WHEN WE WAKE UP, EVERYTHING THAT was broken last night is not broken anymore. But this time I know Mom sees it, because when we come downstairs, she runs her hand over the glass that is once again smooth in the picture frames, and the part of the wall where he smashed the vase near my head.
It is a quiet, long weekend.
He never gives her keys back.
He doesn’t let us leave the house.
He keeps the phone with him.
This time, I don’t feel like challenging him. This time, I don’t feel fearless. I feel powerless.

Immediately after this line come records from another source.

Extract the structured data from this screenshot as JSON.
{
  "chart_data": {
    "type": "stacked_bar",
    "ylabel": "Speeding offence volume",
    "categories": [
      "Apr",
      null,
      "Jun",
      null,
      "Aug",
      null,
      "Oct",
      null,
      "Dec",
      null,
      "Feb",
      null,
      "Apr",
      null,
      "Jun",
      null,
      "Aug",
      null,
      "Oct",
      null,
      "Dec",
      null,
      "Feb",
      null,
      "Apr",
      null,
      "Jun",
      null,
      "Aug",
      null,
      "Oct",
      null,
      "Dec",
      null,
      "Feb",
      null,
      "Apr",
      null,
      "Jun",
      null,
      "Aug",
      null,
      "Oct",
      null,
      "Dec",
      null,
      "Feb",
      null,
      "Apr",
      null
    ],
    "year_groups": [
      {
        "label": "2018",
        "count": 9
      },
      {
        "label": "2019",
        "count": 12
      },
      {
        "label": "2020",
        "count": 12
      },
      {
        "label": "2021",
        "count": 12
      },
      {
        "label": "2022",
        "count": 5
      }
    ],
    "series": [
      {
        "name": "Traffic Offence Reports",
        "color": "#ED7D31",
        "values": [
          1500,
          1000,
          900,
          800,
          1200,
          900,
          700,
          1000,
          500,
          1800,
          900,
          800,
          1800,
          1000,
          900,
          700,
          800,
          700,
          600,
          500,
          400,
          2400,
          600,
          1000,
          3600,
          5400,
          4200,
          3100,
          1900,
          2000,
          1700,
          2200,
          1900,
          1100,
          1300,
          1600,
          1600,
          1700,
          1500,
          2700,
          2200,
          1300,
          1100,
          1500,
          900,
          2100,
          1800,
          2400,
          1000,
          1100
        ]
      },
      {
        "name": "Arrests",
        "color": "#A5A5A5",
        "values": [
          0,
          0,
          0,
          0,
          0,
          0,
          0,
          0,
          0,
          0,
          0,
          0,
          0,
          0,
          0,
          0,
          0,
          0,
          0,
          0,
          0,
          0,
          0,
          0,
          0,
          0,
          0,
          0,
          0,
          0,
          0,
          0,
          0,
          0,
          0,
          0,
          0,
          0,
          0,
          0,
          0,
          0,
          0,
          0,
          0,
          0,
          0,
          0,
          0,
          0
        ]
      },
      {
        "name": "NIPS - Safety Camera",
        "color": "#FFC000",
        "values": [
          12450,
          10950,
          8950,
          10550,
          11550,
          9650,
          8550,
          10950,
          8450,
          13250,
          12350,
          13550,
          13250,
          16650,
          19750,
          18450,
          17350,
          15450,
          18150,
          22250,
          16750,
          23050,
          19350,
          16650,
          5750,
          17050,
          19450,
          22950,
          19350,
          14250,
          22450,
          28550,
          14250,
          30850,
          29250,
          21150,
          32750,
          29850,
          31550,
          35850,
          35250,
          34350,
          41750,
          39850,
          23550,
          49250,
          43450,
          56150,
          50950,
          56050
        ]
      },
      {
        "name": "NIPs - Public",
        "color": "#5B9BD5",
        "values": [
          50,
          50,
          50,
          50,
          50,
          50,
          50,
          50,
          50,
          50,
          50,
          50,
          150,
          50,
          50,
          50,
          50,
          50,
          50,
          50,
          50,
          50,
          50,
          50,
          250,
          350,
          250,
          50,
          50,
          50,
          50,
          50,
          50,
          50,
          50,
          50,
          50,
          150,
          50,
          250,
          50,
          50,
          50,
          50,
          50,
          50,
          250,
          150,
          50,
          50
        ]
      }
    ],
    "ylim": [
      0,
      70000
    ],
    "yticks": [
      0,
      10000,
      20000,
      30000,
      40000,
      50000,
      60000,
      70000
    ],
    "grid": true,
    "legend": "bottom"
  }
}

On Sunday afternoon, I’m working on my final crow column in my room. It’s about the town hall meeting and the last bit of crow folklore—the Morrigan. In Celtic mythology, she was the shape-shifting goddess of war, fate, and death. She was most often depicted as a crow flying over battlefields and crying out for the dead. Sometimes she was seen as a predictor of death, landing on the shoulders of those who would soon meet their fate.
I’m proofreading when a shadow crosses my desk. My room stays dark, and when I look outside, I see why—there are crows filling the sky. Dark like storm clouds, so thick they’re blocking out the sun.
I open my window and watch them fly.
Auburn Township voted to allocate thousands of dollars to bring in experts to help drive the birds away. They begin their work as soon as the new year starts, so the crows have just a few weeks left here.
The wind picks up, hitting a pile of papers on my desk, and pages start to fly everywhere. I slam the window closed and turn to clean up the mess.
A familiar pink flyer lies on the floor in front of me. The scholarship contest. The deadline is tomorrow at midnight. Auburn born, Auburn proud.
This is what I know of pride. I know that it keeps the secrets of cruel men. I know that it holds us in the shadows, because we are too proud to admit we need help. I know that pride values a man’s reputation over a woman’s life. It calls her selfish for speaking up, even when she speaks the truth. Especially then.
This is what I know of Auburn. I know about frantic knocking that goes ignored in the middle of the night. I know about men who look away when their friend is the problem. I know exactly how easy it is for people here to avert their gaze at a football game, comforting themselves with a hollow sentiment: It’s none of our business.
Because this is a town where people see only what they want to see.
This is a town where they see nothing at all.
So I begin with the thesis statement, the truest sentence that I know, and every word thereafter must support my claim.
It is not the crows that make Auburn ugly.